Noticia de última hora: La policía italiana ha encontrado muerto en la Piazza di Spagna a un joven indigente español. Portaba este escrito. Se pide colaboración.
Estaba feliz. Por fin entraba en la Escuela de Ingenieros de Bilbao con la que tanto había soñado. Al regresar a casa, me moría de ganas por contárselo. De repente, al abrir la puerta, aparecieron todos felicitándome y emocionado no pude pronunciar palabra. La casa se llenó de globos, de risas, de abrazos. ¡Eres el primero que lo consigue!, me dijo el monitor Alberto dándome unas palmadas en la espalda. Los más pequeños me miraban admirados. Me había convertido en su líder.
En clase, fuiste tú, Pablo, el que te acercaste a mí y me pediste, con ese aire de despreocupación de los que lo tienen todo en la vida, que hiciéramos juntos el trabajo de final de curso. Te propuse elaborar un diseño de un alambique solar para destilar agua. Al principio fuiste reacio, me decías que eso era una locura, pero como tú no tenías ninguna propuesta...
—¿Trabajamos en ello? —te pregunté.
—Bueno, algo saldrá, ¿no? Tú pareces tenerlo muy claro —me contestaste alzando los hombros.
Y trabajamos intensamente. Bueno, lo hice yo por los dos porque tú no vivías en una casa de acogida, y me decías que no tenías tiempo por los muchos compromisos familiares y sociales. Yo también elegí. Me gustó fabricarlo. Y conseguimos el primer premio: Una estancia de tres meses en el Instituto Técnico de Massachusetts que nunca llegué a disfrutar.
Al oírlo nos fundimos en un abrazo y gozamos de ese momento único. ¡Qué grande eres, tío!, me dijiste al oído.
A ti, Pablo, los elogios y las felicitaciones te engordaron el ego y tu vanidad creció como la espuma. Dabas entrevistas en diferentes medios locales y siempre afirmabas que el éxito estaba en saber elegir a los miembros de tu equipo. Tenías toda la razón porque, ¿qué sabes tú de alambiques, tesón y trabajo? Era la parte en la que yo me encontraba como pez en el agua, pero en habilidades sociales a ti no había quién te ganara. Tu saber estar ante las cámaras, tu facilidad de palabra en las entrevistas, parecía innato en ti y recuerdo cómo te gustaba oírmelo.
Polos opuestos, juntos nos complementábamos.

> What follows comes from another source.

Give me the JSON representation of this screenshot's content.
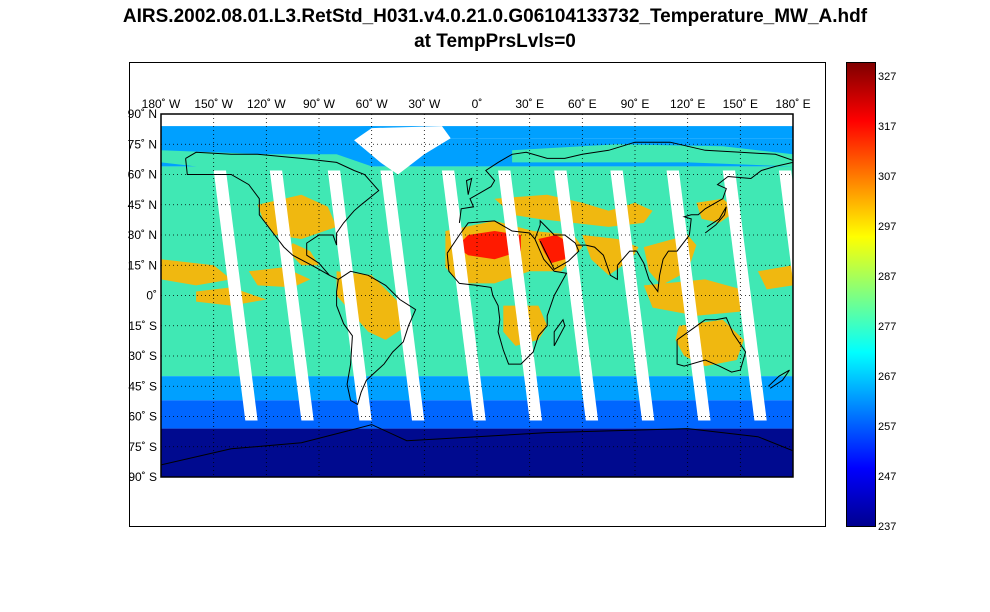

Sumar fortalezas era lo que llevaba al éxito en una empresa. ¿No era así como lo decías? Aquel tiempo para ti no supuso nada, a mí me cambió la vida.
En la fiesta que tu familia dio para celebrarlo, me quedé fascinado con tus padres. La familia nuclear perfecta, pensé.
Recuerdo que tu madre ponía unos hibiscos rojos en un jarrón cuando tú te acercaste a darle un beso. Y sí, algo se me estremeció por dentro. Mi fantasía más soñada se estaba haciendo realidad ante mis ojos. Claro que no era yo el protagonista.
Entonces escuché algo que me sacó de mis cavilaciones:
—¿Qué tal tu perrito faldero, Pablo?
Y vi cómo le reías la gracia y hacías un gesto de: «Qué le voy a hacer, se me ha pegado y no me lo puedo quitar de encima».
Los demás se sumaron jocosos, cómplices, cobardes. Sí cobardes, porque eran los mismos que tantas veces jaleaban mi mérito en el trabajo. Era tu casa, tu estatus de influencia, tu fuerza arrolladora. El estar de tu parte y acallar conciencias permitía gozar de privilegios como ser respetado por el grupo o subir en la escala de consideración social. Muy consciente de todo ello, sabías cómo manejarlo. En ese momento disfrutabas humillándome y te alegraba saber que a mí no me pasaba desapercibido. Total, ya habías obtenido lo que necesitabas.
El estupor me dejó sin habla y mi burbuja pinchó. Me sentí expósito por primera vez en la vida. La rabia me llevó a clavarme las uñas en las manos cerradas y me alejé.